Drew didn't buy it. How could Gable do twice the speed limit, kill somebody and not be driving recklessly? Drew said that would mean he could get up on U.S. 19 outside Inglis, kill somebody doing close to 140 mph and get away with it. "That's reckless driving for sure."
Rosenwasser told him criminal charges would be a slam dunk if they had speed combined with evidence of driving under the influence. Was there such evidence? The state did not know.
The first officers to reach Gable that morning found nothing to suggest he had been drinking or using drugs; they did not have legal reason to draw his blood before paramedics took him to Tampa General with a broken leg.
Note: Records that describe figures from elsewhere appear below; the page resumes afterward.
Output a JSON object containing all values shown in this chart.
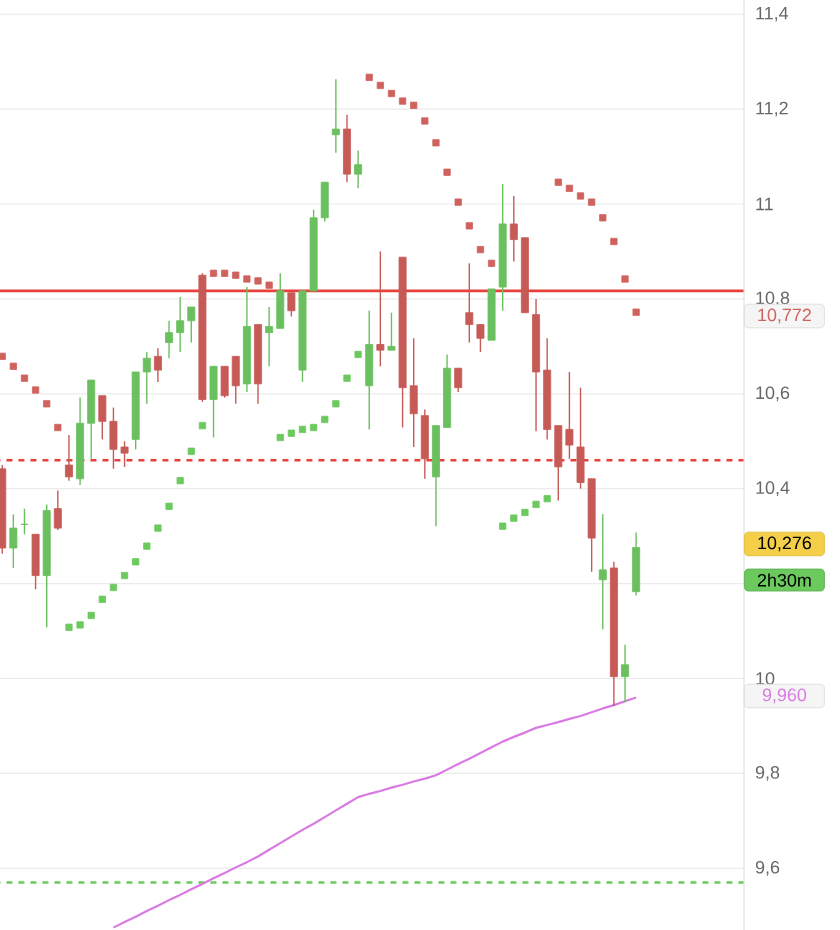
{
  "chart_data": {
    "type": "candlestick",
    "categories": [
      null,
      null,
      null,
      null,
      null,
      null,
      null,
      null,
      null,
      null,
      null,
      null,
      null,
      null,
      null,
      null,
      null,
      null,
      null,
      null,
      null,
      null,
      null,
      null,
      null,
      null,
      null,
      null,
      null,
      null,
      null,
      null,
      null,
      null,
      null,
      null,
      null,
      null,
      null,
      null,
      null,
      null,
      null,
      null,
      null,
      null,
      null,
      null,
      null,
      null,
      null,
      null,
      null,
      null,
      null,
      null,
      null,
      null
    ],
    "ohlc": [
      [
        10.442,
        10.45,
        10.263,
        10.275
      ],
      [
        10.275,
        10.346,
        10.233,
        10.317
      ],
      [
        10.325,
        10.358,
        10.304,
        10.325
      ],
      [
        10.304,
        10.304,
        10.188,
        10.217
      ],
      [
        10.217,
        10.367,
        10.108,
        10.354
      ],
      [
        10.358,
        10.396,
        10.313,
        10.317
      ],
      [
        10.45,
        10.513,
        10.417,
        10.425
      ],
      [
        10.421,
        10.592,
        10.408,
        10.538
      ],
      [
        10.538,
        10.629,
        10.463,
        10.629
      ],
      [
        10.596,
        10.596,
        10.504,
        10.542
      ],
      [
        10.542,
        10.571,
        10.442,
        10.483
      ],
      [
        10.488,
        10.5,
        10.446,
        10.475
      ],
      [
        10.504,
        10.646,
        10.483,
        10.646
      ],
      [
        10.646,
        10.688,
        10.579,
        10.675
      ],
      [
        10.679,
        10.696,
        10.625,
        10.65
      ],
      [
        10.708,
        10.754,
        10.675,
        10.729
      ],
      [
        10.729,
        10.804,
        10.688,
        10.754
      ],
      [
        10.754,
        10.783,
        10.708,
        10.783
      ],
      [
        10.85,
        10.854,
        10.583,
        10.588
      ],
      [
        10.588,
        10.658,
        10.508,
        10.658
      ],
      [
        10.658,
        10.658,
        10.592,
        10.596
      ],
      [
        10.679,
        10.679,
        10.579,
        10.617
      ],
      [
        10.621,
        10.825,
        10.604,
        10.742
      ],
      [
        10.746,
        10.746,
        10.579,
        10.621
      ],
      [
        10.729,
        10.783,
        10.658,
        10.742
      ],
      [
        10.738,
        10.854,
        10.738,
        10.817
      ],
      [
        10.813,
        10.813,
        10.763,
        10.775
      ],
      [
        10.65,
        10.817,
        10.625,
        10.817
      ],
      [
        10.817,
        10.988,
        10.817,
        10.971
      ],
      [
        10.971,
        11.046,
        10.963,
        11.046
      ],
      [
        11.146,
        11.263,
        11.108,
        11.158
      ],
      [
        11.158,
        11.188,
        11.046,
        11.063
      ],
      [
        11.063,
        11.113,
        11.033,
        11.083
      ],
      [
        10.617,
        10.775,
        10.525,
        10.704
      ],
      [
        10.704,
        10.9,
        10.658,
        10.692
      ],
      [
        10.692,
        10.771,
        10.692,
        10.7
      ],
      [
        10.888,
        10.888,
        10.529,
        10.613
      ],
      [
        10.617,
        10.717,
        10.488,
        10.558
      ],
      [
        10.554,
        10.567,
        10.421,
        10.463
      ],
      [
        10.425,
        10.533,
        10.321,
        10.533
      ],
      [
        10.529,
        10.683,
        10.529,
        10.654
      ],
      [
        10.654,
        10.654,
        10.604,
        10.613
      ],
      [
        10.771,
        10.875,
        10.708,
        10.746
      ],
      [
        10.746,
        10.746,
        10.688,
        10.717
      ],
      [
        10.713,
        10.821,
        10.713,
        10.821
      ],
      [
        10.825,
        11.042,
        10.775,
        10.958
      ],
      [
        10.958,
        11.017,
        10.879,
        10.925
      ],
      [
        10.929,
        10.929,
        10.771,
        10.771
      ],
      [
        10.767,
        10.8,
        10.521,
        10.646
      ],
      [
        10.65,
        10.717,
        10.504,
        10.525
      ],
      [
        10.533,
        10.533,
        10.375,
        10.446
      ],
      [
        10.525,
        10.646,
        10.463,
        10.492
      ],
      [
        10.488,
        10.613,
        10.4,
        10.413
      ],
      [
        10.421,
        10.421,
        10.225,
        10.296
      ],
      [
        10.208,
        10.346,
        10.104,
        10.229
      ],
      [
        10.233,
        10.246,
        9.942,
        10.004
      ],
      [
        10.004,
        10.071,
        9.95,
        10.029
      ],
      [
        10.183,
        10.308,
        10.175,
        10.276
      ]
    ],
    "colors": [
      "#c65a56",
      "#6abf5e",
      "#6abf5e",
      "#c65a56",
      "#6abf5e",
      "#c65a56",
      "#c65a56",
      "#6abf5e",
      "#6abf5e",
      "#c65a56",
      "#c65a56",
      "#c65a56",
      "#6abf5e",
      "#6abf5e",
      "#c65a56",
      "#6abf5e",
      "#6abf5e",
      "#6abf5e",
      "#c65a56",
      "#6abf5e",
      "#c65a56",
      "#c65a56",
      "#6abf5e",
      "#c65a56",
      "#6abf5e",
      "#6abf5e",
      "#c65a56",
      "#6abf5e",
      "#6abf5e",
      "#6abf5e",
      "#6abf5e",
      "#c65a56",
      "#6abf5e",
      "#6abf5e",
      "#c65a56",
      "#6abf5e",
      "#c65a56",
      "#c65a56",
      "#c65a56",
      "#6abf5e",
      "#6abf5e",
      "#c65a56",
      "#c65a56",
      "#c65a56",
      "#6abf5e",
      "#6abf5e",
      "#c65a56",
      "#c65a56",
      "#c65a56",
      "#c65a56",
      "#c65a56",
      "#c65a56",
      "#c65a56",
      "#c65a56",
      "#6abf5e",
      "#c65a56",
      "#6abf5e",
      "#6abf5e"
    ],
    "series": [
      {
        "type": "scatter",
        "color": "#d0625e",
        "marker": "square",
        "values": [
          10.679,
          10.658,
          10.633,
          10.608,
          10.579,
          10.529,
          null,
          null,
          null,
          null,
          null,
          null,
          null,
          null,
          null,
          null,
          null,
          null,
          null,
          10.854,
          10.854,
          10.85,
          10.842,
          10.838,
          10.829,
          null,
          null,
          null,
          null,
          null,
          null,
          null,
          null,
          11.267,
          11.25,
          11.233,
          11.217,
          11.208,
          11.175,
          11.129,
          11.067,
          11.004,
          10.954,
          10.904,
          10.875,
          null,
          null,
          null,
          null,
          null,
          11.046,
          11.033,
          11.017,
          11.004,
          10.971,
          10.921,
          10.842,
          10.772
        ]
      },
      {
        "type": "scatter",
        "color": "#6cc95e",
        "marker": "square",
        "values": [
          null,
          null,
          null,
          null,
          null,
          null,
          10.108,
          10.113,
          10.133,
          10.167,
          10.192,
          10.217,
          10.246,
          10.279,
          10.317,
          10.363,
          10.417,
          10.479,
          10.533,
          null,
          null,
          null,
          null,
          null,
          null,
          10.508,
          10.517,
          10.525,
          10.529,
          10.546,
          10.579,
          10.633,
          10.683,
          null,
          null,
          null,
          null,
          null,
          null,
          null,
          null,
          null,
          null,
          null,
          null,
          10.321,
          10.338,
          10.35,
          10.367,
          10.379,
          null,
          null,
          null,
          null,
          null,
          null,
          null,
          null
        ]
      },
      {
        "type": "line",
        "color": "#d97ae3",
        "values": [
          null,
          null,
          null,
          null,
          null,
          null,
          null,
          null,
          null,
          null,
          9.475,
          9.487,
          9.498,
          9.51,
          9.521,
          9.533,
          9.544,
          9.556,
          9.567,
          9.579,
          9.59,
          9.602,
          9.613,
          9.625,
          9.639,
          9.653,
          9.667,
          9.681,
          9.694,
          9.708,
          9.722,
          9.736,
          9.75,
          9.757,
          9.763,
          9.77,
          9.776,
          9.783,
          9.789,
          9.796,
          9.808,
          9.82,
          9.831,
          9.843,
          9.855,
          9.867,
          9.877,
          9.886,
          9.896,
          9.902,
          9.908,
          9.915,
          9.921,
          9.929,
          9.937,
          9.944,
          9.952,
          9.96
        ]
      }
    ],
    "ylim": [
      9.47,
      11.43
    ],
    "yticks": [
      {
        "value": 11.4,
        "label": "11,4"
      },
      {
        "value": 11.2,
        "label": "11,2"
      },
      {
        "value": 11,
        "label": "11"
      },
      {
        "value": 10.8,
        "label": "10,8"
      },
      {
        "value": 10.6,
        "label": "10,6"
      },
      {
        "value": 10.4,
        "label": "10,4"
      },
      {
        "value": 10.2,
        "label": null
      },
      {
        "value": 10,
        "label": "10"
      },
      {
        "value": 9.8,
        "label": "9,8"
      },
      {
        "value": 9.6,
        "label": "9,6"
      }
    ],
    "grid": "y",
    "tick_labels": "y",
    "ref_lines": [
      {
        "axis": "y",
        "value": 10.817,
        "color": "#e8403a",
        "line_style": "solid"
      },
      {
        "axis": "y",
        "value": 10.46,
        "color": "#e8403a",
        "line_style": "dashed"
      },
      {
        "axis": "y",
        "value": 9.57,
        "color": "#6cc95e",
        "line_style": "dashed"
      }
    ],
    "annotations": [
      "10,772",
      "10,276",
      "2h30m",
      "9,960"
    ]
  }
}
None of the paramedics or hospital personnel observed anything to suggest Gable was impaired. Now, to get his private medical records, including a sample of his blood, the state needed the Yerrids' permission or a court order.
Patience, Rosenwasser told Drew, patience. We'll get the blood.
Patience is not one of Drew's strong suits.
* * *
Rosenwasser kept telling Drew that Yerrid's side was about to release the medical records without objection, but the date kept getting moved back. Drew figured Rosenwasser was being played. Ten weeks after the accident, the state still did not have the blood.
Drew called Tampa General and said he wanted to pay an outside lab to DNA-test Gable's blood, to make sure nobody had sneaked in a dummy sample. "They said that wasn't possible, there wasn't any blood there, it had already been purged."
Drew assumed conspiracy and coverup, that police were protecting the son of a man of influence. He burned up the phone lines to the governor and the state attorney, demanding an investigation.
How could the blood have been lost?
Police spokesman Joe Durkin answered: It was only after detectives reinterviewed hospital staffers and learned that Gable "may have been on prescription medication" that they had legal reason to get his blood. But by then, it had been thrown away.
TGH routinely disposes of blood in seven days - a practice that Durkin said detectives were unaware of. If asked, the hospital will safeguard blood and release it upon court order. But the police did not ask. Durkin said the law precludes police from even requesting that a hospital safeguard potentially crucial evidence.
Instead of empirical blood analysis, prosecutors told Drew they would try to find people who spent time with Gable in the hours leading up to the Saturday morning accident.
On Nov. 20, Drew said, Rosenwasser told him the state had identified the house Gable had been at the night before. The owners had not been home; seven teens who supposedly were there would be called in, their statements taken. The state would have a decision on whether to charge Gable by early January.
Drew's spirits soared.
On Dec. 11, he said Rosenwasser told him all but one of the teenagers had been in; none had said anything that incriminated Gable.
Drew's spirits collapsed.
He expects the state will announce it soon: no charges. Like he figured from the start.
* * *
Drew believes God works miracles. As much as he mistrusts lawyers, especially big-shot ones, if Christi had to die, Drew said, God made no mistake in choosing the other driver. "She could have been hit by somebody without a pot to piss in, with no insurance."
He said he called Gable's home twice and left messages on the answering machine that it would help to hear him say he is sorry. Gable's mother wrote back that they would not be calling; their attorney had instructed them not to discuss the accident with anyone.
Please understand that each day our family, particularly Gable, hurts for each of you. . . . We are not insensitive and our inability to speak with you has nothing to do with our sorrow.
Sincerely,
Vee Yerrid
Drew said he left a message with Steve Yerrid's secretary Dec. 2, and Yerrid called him back.
"He said he's just trying to protect his kid," Drew recounted. "I told him, that's your job, to protect your kid. But that's my sister, my job is to seek justice.
"You're doing your job, I'm doing my job. He lost, I lost, everybody lost."
- Times researcher Kitty Bennett contributed to this report.